The problem that I encountered in the past is that it is deceptively simple ... first. Nesting contexts are great until you reach your second level of inheritance. Suddenly, you lose track of the world in which your tests live, if you do not dive through 3 levels of the hierarchy and do not take many notes, draw maps, throw runes, etc.
I welcome the approach in which the mechanism for setting context is directly guided by the test itself. Each test class represents one context, which it sets up independently, or using an external set of helpers to create the necessary objects. Thus, I can always look at the method of initializing the test and see at least a high-level description of what the "world" looks like tests in this class.
Let the helpers make the most of each other, but the test setup itself should resemble something like this pseudocode: Given_a_valid_Customer (). WithValidOrders (2) .WithInvalidOrders (1);
Given_a_valid_Customer should configure the client and any required child objects, such as Addresses. .WithValidOrders (2) adds two valid orders, including any child objects, such as LineItems. Finally, .WithInvalidOrders adds another order with some fatal error.
The fact is that the installation is not bogged down in detail. What makes an order valid or invalid? To whom this is important, this is not what this test is about.

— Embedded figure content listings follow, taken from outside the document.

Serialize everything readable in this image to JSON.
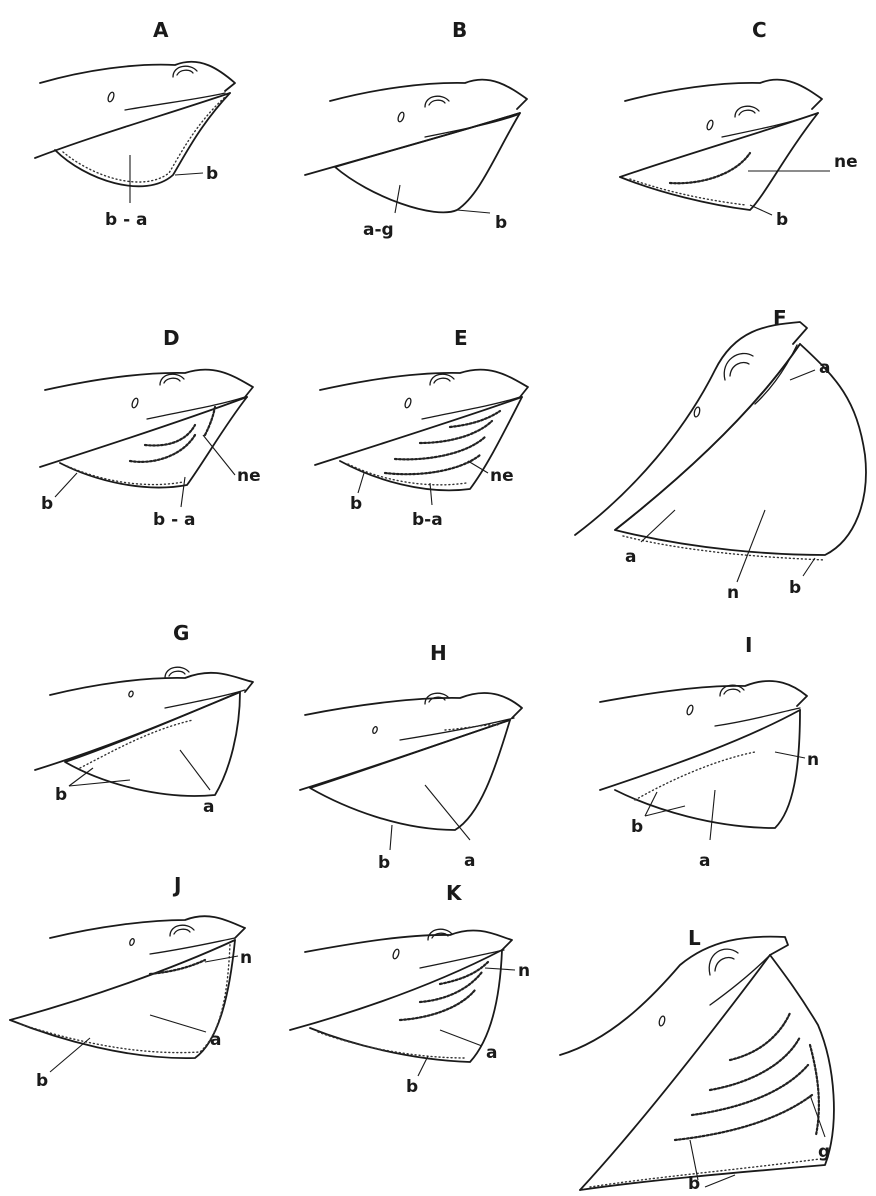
{
  "panels": [
    {
      "letter": "A",
      "labels": [
        "b",
        "b - a"
      ]
    },
    {
      "letter": "B",
      "labels": [
        "a-g",
        "b"
      ]
    },
    {
      "letter": "C",
      "labels": [
        "ne",
        "b"
      ]
    },
    {
      "letter": "D",
      "labels": [
        "ne",
        "b",
        "b - a"
      ]
    },
    {
      "letter": "E",
      "labels": [
        "ne",
        "b",
        "b-a"
      ]
    },
    {
      "letter": "F",
      "labels": [
        "a",
        "a",
        "n",
        "b"
      ]
    },
    {
      "letter": "G",
      "labels": [
        "b",
        "a"
      ]
    },
    {
      "letter": "H",
      "labels": [
        "b",
        "a"
      ]
    },
    {
      "letter": "I",
      "labels": [
        "n",
        "b",
        "a"
      ]
    },
    {
      "letter": "J",
      "labels": [
        "n",
        "b",
        "a"
      ]
    },
    {
      "letter": "K",
      "labels": [
        "n",
        "b",
        "a"
      ]
    },
    {
      "letter": "L",
      "labels": [
        "g",
        "b"
      ]
    }
  ],
  "colors": {
    "ink": "#1a1a1a",
    "background": "#ffffff"
  }
}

This test only takes care that there is an incorrect order among several valid ones, and this is the only detail that is important here. An Invalid Order definition can be defined elsewhere and then invoked by several test contexts. If something about this definition changes later, then it can be "flipped" in this helper method, and not in hundreds of separate tests.
When I look at this test, I know how his world looks with exactly the level of detail that I care about.